前一任住戶留下的痕跡不多,房子也被維護得很好,駱窈心里的小算盤敲了起來,躲進被子里問紀亭衍“你留意一下所里的消息,如果政策允許了,咱們就把這房子買下來。”
長河區馬上要納入治理范圍,這片升值是遲早的事,買房宜早不宜遲,研究所福利房買賣還有一定的優惠,以他們現有的存款要想買下這套房還是很富余的。
紀亭衍伸手刮了下她的鼻子“有多少”
駱窈掰著指頭算“你的存款工資各種獎金加上我的分紅和獎金,應該有這個數。”
紀亭衍眉梢一抬“你的工資呢”
“用作平時花銷啊”
“所以,咱們家一直是駱窈同志在養家啊。”紀亭衍笑著把她摟進懷里。
其實沒有算得這么清楚,不過紀亭衍這么說,駱窈也就順竿子往上爬“那是”
“辛苦了。
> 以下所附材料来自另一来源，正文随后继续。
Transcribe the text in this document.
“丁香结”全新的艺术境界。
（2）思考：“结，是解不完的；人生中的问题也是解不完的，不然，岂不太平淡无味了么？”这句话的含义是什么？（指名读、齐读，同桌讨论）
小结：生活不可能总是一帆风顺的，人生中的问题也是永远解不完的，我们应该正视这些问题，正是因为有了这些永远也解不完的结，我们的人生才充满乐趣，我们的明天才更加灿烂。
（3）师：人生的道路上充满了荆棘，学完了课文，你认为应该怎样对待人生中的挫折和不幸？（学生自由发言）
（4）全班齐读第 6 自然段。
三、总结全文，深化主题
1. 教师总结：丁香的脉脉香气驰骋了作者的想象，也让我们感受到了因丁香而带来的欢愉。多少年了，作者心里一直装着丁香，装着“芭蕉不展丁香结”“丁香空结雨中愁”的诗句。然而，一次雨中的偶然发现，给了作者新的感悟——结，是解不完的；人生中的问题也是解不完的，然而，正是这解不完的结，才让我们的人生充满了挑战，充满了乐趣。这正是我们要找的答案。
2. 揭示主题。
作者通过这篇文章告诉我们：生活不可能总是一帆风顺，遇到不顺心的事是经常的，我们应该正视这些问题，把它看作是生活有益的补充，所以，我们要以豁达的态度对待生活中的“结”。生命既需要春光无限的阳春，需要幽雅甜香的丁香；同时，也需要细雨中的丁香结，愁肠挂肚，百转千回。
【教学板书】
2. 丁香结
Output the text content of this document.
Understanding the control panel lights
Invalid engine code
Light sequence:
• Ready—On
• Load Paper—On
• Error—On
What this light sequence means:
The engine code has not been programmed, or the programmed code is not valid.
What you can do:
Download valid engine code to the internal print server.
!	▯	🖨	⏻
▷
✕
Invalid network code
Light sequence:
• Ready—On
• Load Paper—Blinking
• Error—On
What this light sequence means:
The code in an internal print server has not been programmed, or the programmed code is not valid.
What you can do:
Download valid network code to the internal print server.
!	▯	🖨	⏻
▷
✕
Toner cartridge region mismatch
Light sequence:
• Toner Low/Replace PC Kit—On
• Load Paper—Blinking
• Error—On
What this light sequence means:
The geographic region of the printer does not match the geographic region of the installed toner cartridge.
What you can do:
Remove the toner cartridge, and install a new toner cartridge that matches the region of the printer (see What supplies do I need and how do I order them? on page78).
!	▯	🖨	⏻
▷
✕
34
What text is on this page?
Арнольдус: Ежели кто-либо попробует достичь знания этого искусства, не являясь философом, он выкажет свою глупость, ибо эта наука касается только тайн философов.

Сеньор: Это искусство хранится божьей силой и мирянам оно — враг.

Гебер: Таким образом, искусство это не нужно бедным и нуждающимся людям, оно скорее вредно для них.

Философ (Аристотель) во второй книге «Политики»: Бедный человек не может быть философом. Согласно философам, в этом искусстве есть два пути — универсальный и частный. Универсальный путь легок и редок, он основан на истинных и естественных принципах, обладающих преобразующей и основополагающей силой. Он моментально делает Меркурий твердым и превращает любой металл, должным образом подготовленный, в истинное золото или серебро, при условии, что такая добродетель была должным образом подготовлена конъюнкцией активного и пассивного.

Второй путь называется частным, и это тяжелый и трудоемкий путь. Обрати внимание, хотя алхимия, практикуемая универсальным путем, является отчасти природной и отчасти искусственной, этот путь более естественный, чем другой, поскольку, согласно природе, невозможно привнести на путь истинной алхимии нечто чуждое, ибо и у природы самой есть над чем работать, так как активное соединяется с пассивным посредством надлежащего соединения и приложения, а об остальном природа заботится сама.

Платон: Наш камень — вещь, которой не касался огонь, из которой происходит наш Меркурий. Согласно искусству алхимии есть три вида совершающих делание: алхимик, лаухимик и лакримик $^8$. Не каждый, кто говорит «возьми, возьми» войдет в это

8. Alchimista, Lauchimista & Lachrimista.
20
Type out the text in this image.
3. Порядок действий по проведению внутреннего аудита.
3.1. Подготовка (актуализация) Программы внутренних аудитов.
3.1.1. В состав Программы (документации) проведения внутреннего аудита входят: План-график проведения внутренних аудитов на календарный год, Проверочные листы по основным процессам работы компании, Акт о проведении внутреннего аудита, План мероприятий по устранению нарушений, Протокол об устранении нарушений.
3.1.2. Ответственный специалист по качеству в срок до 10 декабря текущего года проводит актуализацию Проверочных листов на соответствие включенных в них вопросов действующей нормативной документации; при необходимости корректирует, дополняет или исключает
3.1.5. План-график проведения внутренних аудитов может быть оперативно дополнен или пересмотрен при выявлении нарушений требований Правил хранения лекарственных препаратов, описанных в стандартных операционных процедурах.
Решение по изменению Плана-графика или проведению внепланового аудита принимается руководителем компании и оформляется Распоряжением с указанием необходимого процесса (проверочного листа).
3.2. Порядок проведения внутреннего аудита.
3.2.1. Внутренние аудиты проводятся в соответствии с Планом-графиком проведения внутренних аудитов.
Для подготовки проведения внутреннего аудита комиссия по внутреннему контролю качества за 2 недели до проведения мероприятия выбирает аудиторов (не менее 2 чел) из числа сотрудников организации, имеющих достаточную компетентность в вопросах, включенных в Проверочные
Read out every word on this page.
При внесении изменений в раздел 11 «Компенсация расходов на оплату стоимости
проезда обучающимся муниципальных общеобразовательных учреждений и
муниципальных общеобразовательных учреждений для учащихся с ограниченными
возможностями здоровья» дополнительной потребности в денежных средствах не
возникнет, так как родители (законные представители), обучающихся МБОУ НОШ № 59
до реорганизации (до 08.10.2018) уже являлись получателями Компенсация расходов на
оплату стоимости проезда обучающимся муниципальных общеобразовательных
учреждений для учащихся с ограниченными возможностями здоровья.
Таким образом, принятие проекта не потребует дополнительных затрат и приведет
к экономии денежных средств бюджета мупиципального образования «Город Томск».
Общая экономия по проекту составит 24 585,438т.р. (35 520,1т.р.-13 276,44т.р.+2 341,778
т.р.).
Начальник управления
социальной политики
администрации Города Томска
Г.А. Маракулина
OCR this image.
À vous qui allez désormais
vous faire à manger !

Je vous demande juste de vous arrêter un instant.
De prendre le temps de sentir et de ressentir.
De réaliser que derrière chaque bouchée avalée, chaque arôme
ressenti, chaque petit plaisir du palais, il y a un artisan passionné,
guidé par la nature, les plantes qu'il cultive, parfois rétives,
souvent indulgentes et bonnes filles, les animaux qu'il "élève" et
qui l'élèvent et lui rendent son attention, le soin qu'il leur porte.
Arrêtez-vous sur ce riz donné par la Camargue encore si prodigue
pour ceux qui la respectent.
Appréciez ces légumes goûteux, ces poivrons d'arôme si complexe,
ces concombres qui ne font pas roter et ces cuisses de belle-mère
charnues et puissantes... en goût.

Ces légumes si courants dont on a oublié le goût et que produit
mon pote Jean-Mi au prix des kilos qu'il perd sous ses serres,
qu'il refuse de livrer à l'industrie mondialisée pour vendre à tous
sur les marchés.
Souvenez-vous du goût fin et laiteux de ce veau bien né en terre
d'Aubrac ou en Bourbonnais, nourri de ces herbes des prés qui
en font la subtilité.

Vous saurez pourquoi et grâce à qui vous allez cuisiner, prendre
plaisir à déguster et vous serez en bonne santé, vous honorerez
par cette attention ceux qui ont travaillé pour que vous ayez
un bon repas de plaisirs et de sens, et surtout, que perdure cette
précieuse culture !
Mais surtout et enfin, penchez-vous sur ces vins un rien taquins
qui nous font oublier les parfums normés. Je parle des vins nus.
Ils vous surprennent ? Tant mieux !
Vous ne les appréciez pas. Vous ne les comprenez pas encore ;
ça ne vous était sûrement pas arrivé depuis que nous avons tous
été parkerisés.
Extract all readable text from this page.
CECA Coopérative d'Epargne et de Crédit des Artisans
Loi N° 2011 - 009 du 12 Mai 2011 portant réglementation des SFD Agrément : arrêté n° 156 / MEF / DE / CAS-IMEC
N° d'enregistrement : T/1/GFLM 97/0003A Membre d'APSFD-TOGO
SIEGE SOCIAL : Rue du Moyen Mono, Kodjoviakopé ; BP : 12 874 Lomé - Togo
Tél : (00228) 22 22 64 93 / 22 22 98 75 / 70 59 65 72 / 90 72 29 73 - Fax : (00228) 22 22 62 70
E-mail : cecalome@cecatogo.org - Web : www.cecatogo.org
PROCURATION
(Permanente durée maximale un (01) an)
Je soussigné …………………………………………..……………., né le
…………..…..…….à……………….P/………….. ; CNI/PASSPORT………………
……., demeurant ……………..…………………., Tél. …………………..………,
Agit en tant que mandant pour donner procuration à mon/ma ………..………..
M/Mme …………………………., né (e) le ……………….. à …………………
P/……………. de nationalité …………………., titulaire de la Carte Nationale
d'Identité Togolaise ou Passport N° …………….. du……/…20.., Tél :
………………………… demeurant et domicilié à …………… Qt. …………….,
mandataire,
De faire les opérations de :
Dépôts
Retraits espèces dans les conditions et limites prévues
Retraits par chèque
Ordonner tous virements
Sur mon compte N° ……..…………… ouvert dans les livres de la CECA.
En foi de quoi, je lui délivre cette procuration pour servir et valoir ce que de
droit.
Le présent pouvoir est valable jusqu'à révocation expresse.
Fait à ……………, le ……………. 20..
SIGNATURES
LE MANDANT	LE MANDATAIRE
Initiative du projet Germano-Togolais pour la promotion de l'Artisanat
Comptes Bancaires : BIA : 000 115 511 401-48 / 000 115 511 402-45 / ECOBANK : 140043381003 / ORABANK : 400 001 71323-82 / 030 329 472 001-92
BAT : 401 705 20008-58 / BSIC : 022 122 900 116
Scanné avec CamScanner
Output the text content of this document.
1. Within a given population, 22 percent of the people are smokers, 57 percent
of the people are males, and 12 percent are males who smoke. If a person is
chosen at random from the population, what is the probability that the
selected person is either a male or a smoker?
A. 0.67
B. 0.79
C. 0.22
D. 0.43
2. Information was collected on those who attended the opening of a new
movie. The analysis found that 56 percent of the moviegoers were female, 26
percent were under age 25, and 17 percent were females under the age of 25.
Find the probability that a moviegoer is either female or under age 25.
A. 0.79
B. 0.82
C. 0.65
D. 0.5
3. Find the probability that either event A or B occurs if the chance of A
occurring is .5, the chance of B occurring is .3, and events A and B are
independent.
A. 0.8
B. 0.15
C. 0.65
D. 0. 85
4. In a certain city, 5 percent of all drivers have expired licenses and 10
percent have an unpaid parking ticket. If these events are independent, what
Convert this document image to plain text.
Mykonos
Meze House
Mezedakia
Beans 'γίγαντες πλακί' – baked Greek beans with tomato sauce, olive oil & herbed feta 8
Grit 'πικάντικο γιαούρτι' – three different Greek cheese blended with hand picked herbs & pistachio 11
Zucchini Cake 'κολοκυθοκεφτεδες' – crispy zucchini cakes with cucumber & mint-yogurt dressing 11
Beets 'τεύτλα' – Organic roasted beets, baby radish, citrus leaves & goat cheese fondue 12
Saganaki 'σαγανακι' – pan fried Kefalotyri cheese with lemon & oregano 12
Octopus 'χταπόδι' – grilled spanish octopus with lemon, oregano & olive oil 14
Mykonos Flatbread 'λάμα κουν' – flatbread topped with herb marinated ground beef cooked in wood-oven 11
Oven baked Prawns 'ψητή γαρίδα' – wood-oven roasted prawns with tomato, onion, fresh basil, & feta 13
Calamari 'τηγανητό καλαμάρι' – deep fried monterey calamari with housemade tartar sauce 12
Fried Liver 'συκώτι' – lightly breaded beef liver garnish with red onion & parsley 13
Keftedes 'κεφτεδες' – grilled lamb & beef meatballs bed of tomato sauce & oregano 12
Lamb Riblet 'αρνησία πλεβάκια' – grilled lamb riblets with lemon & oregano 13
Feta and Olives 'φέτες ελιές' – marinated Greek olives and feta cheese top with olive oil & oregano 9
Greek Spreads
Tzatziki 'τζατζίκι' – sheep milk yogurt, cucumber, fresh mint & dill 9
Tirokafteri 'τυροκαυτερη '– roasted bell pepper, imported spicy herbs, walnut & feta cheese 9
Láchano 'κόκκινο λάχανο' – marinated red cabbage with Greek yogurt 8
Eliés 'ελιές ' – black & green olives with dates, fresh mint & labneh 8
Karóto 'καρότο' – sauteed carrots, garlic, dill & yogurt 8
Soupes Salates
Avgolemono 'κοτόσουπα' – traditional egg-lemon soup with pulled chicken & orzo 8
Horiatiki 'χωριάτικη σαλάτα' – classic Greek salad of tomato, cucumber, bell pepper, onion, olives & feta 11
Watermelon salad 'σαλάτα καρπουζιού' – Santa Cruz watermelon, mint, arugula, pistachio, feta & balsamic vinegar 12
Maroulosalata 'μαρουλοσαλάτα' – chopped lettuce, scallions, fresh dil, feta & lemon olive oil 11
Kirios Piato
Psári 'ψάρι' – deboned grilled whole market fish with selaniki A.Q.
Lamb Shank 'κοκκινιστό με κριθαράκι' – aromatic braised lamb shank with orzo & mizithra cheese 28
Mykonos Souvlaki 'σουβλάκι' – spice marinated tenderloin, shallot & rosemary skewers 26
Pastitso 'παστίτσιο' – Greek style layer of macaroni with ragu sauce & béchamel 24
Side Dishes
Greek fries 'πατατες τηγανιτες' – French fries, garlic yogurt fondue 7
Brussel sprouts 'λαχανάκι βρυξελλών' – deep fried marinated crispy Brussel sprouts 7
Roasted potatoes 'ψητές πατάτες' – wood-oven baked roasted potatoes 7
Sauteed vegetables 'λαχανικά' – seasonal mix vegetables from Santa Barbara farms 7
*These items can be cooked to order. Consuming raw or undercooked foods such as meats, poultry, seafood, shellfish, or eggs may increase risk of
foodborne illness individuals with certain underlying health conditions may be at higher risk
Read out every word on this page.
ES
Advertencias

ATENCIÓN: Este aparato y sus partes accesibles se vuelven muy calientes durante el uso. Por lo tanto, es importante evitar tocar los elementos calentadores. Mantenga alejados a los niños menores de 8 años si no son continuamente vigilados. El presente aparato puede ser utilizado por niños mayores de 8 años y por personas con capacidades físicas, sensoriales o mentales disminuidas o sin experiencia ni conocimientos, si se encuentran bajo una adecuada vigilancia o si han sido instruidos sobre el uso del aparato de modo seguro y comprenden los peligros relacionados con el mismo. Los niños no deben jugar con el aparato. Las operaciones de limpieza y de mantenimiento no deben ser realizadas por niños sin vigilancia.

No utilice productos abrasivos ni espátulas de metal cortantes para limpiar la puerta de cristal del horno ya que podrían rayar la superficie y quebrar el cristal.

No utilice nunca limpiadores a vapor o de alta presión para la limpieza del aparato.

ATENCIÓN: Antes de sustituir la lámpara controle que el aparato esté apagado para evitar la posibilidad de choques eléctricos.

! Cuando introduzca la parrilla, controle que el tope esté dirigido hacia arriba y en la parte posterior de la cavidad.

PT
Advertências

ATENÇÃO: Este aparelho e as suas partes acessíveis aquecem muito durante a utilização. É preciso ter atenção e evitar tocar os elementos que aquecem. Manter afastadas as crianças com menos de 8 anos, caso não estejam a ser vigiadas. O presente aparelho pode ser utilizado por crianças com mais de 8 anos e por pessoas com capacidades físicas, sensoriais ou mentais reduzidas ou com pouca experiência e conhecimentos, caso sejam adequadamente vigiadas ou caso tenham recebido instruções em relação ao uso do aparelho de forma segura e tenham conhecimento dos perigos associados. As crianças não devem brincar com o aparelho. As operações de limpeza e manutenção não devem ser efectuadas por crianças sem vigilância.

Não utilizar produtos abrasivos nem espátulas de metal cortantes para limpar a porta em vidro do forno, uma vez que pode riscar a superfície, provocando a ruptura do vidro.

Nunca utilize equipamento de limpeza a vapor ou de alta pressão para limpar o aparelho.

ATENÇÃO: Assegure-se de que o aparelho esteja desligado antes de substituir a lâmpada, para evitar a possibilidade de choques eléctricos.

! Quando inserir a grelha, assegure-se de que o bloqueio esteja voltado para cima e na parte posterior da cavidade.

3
”紀亭衍同志不僅在語言上表達,還用行動犒勞她。
駱窈很快繃起腳背哼哼,還不忘提醒道“你記得去問”
紀亭衍吻住她的唇“窈窈,事情得分個輕重緩急。”
新房子里沒有什么大家電,駱窈也不急著置辦,而是托臺里同事買了一臺家用手持攝影機。
“時間可不等人,這些留到以后都是珍貴的回憶。”
家里有一個架子專門放照片,駱窈會從相冊里拿出幾張喜歡的塞進相框擺在上面。
有確定關系那天弗洛朗拍的,還有在溫海洋家打臺球時,駱窈抓拍下來的畫面,旁邊還有全家福,結婚照
“你怎么想起聯系弗洛朗來參加我們的婚禮”駱窈回頭問。
紀亭衍從身后抱著她,雙手交握。
“我記得你很喜歡,說他很會拍人物之間的關系。”
那都是什么時候說的了。駱窈莞爾,指著那張他拿著臺球桿的照片說“我覺得我的技術也不錯啊。”
紀亭衍摩挲著她的手背,忽然開口“這張也好看。”
駱窈抬起眼眸,那層并排放著他們倆的畢業照。一個黑白,一個彩色,服飾站姿神態都明顯代表了兩個不同的時代。
“有什么特別”駱窈問。
紀亭衍的手指輕輕落在她的照片上,好像還能回想起當時的畫面“你當時眼里是我。”
駱窈記起來了,抬頭問他“你知道當時我在想什么嗎”
“什么”
“我在想。”她扣住他的左手,眼眸里映出他的模樣,“如果時間只剩下這一秒,我最想看見的人是誰呢”
紀亭衍睫毛顫動,聽見她說“是你。”
他的心跳空了一拍。
駱窈低下頭,重新看向那些照片,緩緩吐出一口氣“我以前總覺得人這一輩子太長了,變數太多,一份感情很難經受得住考驗。”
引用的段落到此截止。